Rob Kragten, the pension fund’s director, said the reduction had become possible after Progress created “approximately €500,000 in savings”.

The pension fund also managed to cut total asset-management costs, including transactions, by 11 basis points to 0.48% of assets under management.

Transaction costs fell by 50% to 0.06%.

The pension fund attributed the cuts chiefly to an increase in assets, which stood at €4.5bn at the start of 2014.

Progress’s board said the scheme’s increased scale had enabled it to invest more efficiently and negotiate better terms with asset managers.

The pension fund reported a return of almost 16% for 2014, outperforming its benchmark by 1.3 percentage points.

The scheme largely credited its 42% equity allocation – returning 15.4% and outperforming the standard portfolio by 0.8 percentage points – for the performance.

Fixed income investments and property returned 11.7% and 18.9%, respectively, while private equity returned 28.2%.

However, the pension fund lost 34.8% on its commodities portfolio, an underperformance of 0.7 percentage points.

According to its annual report, Progress applied a dynamic, anti-cyclical investment policy aiming to generate returns during times of low funding, and take profits and protect assets in times of high funding. 

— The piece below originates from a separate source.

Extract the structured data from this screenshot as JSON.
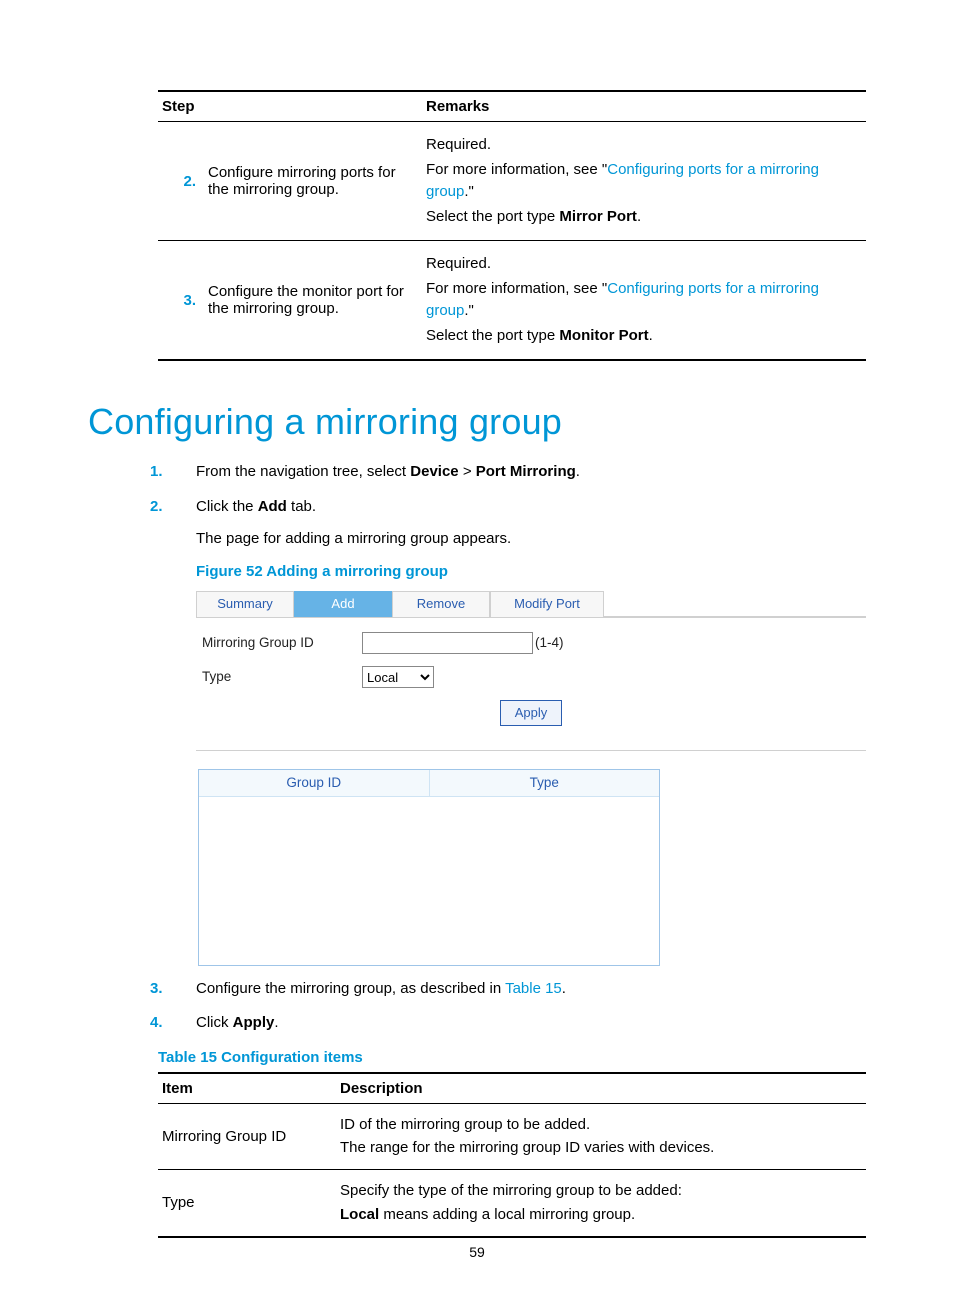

It attributed 7.6% of its 2014 return to a combined interest/inflation hedge through swaps.

Kragten said the scheme’s dynamic hedge increased after real funding improved.

As of the end of 2014, Progress had covered 53% of its interest risk and 52% of its inflation risk.

Since last year, the scheme has applied an 80% hedge of the five main currencies, including the Australian dollar, and fully covered the currency risks on its holdings of commodities and government bonds.

However, following the appreciation of the US dollar and the Swiss franc relative to the euro, it failed to benefit fully from its currency hedge, the scheme said. 

The official ‘policy funding’ – the average coverage over the 12 months previous – stood at 139% as at the end of the first quarter, equating to a real funding of 103%.

In other news, the €5.3bn industry-wide scheme PNO Media reported a first-quarter return of 8.4% but warned that an increase in liabilities over the period, following the strong decline in interest rates, had offset the result.

As a consequence, the scheme’s actual funding fell to 94.2%, while its policy funding stood at 102.2% at March-end.

The media scheme reported quarterly returns on equity, property and private equity of 16%, 3.6% and 6.7%, respectively.

US dollar-denominated emerging market debt generated 14.5%, while government bonds and Dutch residential mortgages delivered 12.4% and 1.5%, respectively.

PNO Media lost 2.7% on its currency hedge.